Conversely, assume that $C(X,2)$ is locally compact. Let $f$ be any element of $C(X,2)$ and consider $W$ a compact neighbourhood of $f$. A basis of the topology of $C(X,2)$ is given by the set of the form $$\{f | f(K_1) =1 ; f(K_0) =0 \}$$ for $K_1$ and $K_2$ two open compact subsets of $X$. The reason we can restrict to open compact is because for any compact $K$ $$\{g | g(K) =0\} = \bigcup_{K \subset E} \{g| g(E)=0\}$$ where the union run over open compact $E$ only.
So we know there are two open compact subset $K_1,K_2 \subset X$ such that
$$ f \in \{g | g(K_1) =1 ; g(K_0) =0 \} \subseteq W $$
Let $K= K_1 \cup K_0$ (which is also compact and open) it follows that any function $h$ such that $h|_K = f|_K$ is in $W$.

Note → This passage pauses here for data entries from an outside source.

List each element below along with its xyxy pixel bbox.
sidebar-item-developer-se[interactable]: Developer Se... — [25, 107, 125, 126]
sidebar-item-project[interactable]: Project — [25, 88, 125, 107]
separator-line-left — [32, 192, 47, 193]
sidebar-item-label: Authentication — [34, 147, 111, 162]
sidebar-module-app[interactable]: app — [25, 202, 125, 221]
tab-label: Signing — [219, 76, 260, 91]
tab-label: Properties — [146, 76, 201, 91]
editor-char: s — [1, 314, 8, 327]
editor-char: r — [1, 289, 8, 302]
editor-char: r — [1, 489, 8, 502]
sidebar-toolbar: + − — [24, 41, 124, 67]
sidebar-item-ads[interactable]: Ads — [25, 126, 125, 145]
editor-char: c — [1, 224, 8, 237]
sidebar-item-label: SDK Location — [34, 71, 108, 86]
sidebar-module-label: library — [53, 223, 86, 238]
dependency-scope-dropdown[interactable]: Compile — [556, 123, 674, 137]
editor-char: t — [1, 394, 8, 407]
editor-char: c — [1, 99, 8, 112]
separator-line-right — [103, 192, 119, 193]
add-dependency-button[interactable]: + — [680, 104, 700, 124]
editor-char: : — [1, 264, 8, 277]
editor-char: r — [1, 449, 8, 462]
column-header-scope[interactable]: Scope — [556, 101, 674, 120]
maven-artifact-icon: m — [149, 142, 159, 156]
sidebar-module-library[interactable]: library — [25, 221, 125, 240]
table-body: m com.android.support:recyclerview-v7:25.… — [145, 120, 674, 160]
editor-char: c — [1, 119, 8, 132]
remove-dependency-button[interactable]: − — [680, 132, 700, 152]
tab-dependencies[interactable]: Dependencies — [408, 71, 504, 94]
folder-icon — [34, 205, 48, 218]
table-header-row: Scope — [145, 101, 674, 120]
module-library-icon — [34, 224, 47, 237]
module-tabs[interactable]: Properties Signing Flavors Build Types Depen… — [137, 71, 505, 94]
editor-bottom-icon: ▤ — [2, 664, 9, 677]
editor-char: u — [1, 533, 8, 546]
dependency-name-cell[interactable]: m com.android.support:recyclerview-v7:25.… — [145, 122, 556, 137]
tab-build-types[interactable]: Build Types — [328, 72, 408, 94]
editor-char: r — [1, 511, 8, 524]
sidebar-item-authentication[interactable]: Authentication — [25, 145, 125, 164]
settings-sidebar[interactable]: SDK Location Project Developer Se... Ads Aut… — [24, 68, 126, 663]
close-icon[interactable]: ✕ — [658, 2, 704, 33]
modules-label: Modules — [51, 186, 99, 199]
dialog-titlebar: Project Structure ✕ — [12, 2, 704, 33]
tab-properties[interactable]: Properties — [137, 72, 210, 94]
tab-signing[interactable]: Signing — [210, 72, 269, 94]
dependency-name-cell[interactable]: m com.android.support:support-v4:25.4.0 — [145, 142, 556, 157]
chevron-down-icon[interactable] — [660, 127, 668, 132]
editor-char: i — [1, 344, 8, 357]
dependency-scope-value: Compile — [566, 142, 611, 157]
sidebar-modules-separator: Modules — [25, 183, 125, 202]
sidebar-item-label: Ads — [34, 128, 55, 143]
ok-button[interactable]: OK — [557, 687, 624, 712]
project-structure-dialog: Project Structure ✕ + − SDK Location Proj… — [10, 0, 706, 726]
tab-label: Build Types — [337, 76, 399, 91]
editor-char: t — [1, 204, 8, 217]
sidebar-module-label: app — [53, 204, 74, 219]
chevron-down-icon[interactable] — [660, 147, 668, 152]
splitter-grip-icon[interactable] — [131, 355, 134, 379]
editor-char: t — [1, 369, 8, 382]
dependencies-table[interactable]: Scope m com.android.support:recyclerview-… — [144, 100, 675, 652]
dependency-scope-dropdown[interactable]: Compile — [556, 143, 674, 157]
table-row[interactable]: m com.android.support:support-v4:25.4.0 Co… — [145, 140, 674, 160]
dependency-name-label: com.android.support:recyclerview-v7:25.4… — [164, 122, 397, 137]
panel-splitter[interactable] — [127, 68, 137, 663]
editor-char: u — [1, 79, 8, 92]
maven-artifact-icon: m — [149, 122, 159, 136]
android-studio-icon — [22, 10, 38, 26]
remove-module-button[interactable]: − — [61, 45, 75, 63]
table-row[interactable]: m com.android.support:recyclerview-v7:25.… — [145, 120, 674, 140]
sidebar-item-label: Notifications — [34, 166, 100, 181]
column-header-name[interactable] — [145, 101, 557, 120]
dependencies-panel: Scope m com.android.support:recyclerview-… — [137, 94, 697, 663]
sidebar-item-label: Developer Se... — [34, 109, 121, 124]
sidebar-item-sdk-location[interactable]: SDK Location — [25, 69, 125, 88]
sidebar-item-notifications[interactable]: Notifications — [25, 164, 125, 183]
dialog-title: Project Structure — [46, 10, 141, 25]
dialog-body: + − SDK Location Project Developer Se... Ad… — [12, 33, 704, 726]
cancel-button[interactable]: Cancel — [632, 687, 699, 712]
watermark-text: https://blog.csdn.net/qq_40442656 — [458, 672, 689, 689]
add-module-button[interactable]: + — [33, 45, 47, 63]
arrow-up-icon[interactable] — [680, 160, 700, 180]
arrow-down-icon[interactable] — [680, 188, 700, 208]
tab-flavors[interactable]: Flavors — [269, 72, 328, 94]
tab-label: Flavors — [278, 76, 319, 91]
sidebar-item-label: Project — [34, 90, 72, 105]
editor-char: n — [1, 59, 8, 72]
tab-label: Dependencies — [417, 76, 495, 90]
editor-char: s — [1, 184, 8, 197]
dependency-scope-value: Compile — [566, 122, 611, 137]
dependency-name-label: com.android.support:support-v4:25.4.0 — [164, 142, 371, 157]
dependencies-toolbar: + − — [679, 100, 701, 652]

Let $x$ be any point of $X$ not in $K$. We will show that $\{x\}$ is open which conclude the proofs as it shows that the topology of $X$ is $K$ \coprod $X - K$ with the discrete topology on $X-K$.
Let $V$ be a compact neighbourhood of $x$ disjoint from $K$. AS $V$,$K$ and $R = X-V-K$ form a partition of $X$ in three clopen, we have that $C(X,2) = C(K,2) \times C(V,2) \times C(R,2)$. So,
$$D = \{f|_K\} \times C(V,2) \times \{0\} \subset C(K,2) \times C(V,2) \times C(R,2) $$
Then $D$ is a closed subspace of $X$ homeomorphic to $C(V,2)$, hence discrete. But, for any $h \in D$, $h|_K = f|_K$, so $D \subset W$. So $D$ it is compact and discrete, so finite.
This shows that $C(V,2)$ is finite. So by Stone duality, $V$ is finite and discrete. It follows that $\{x\}$ is open.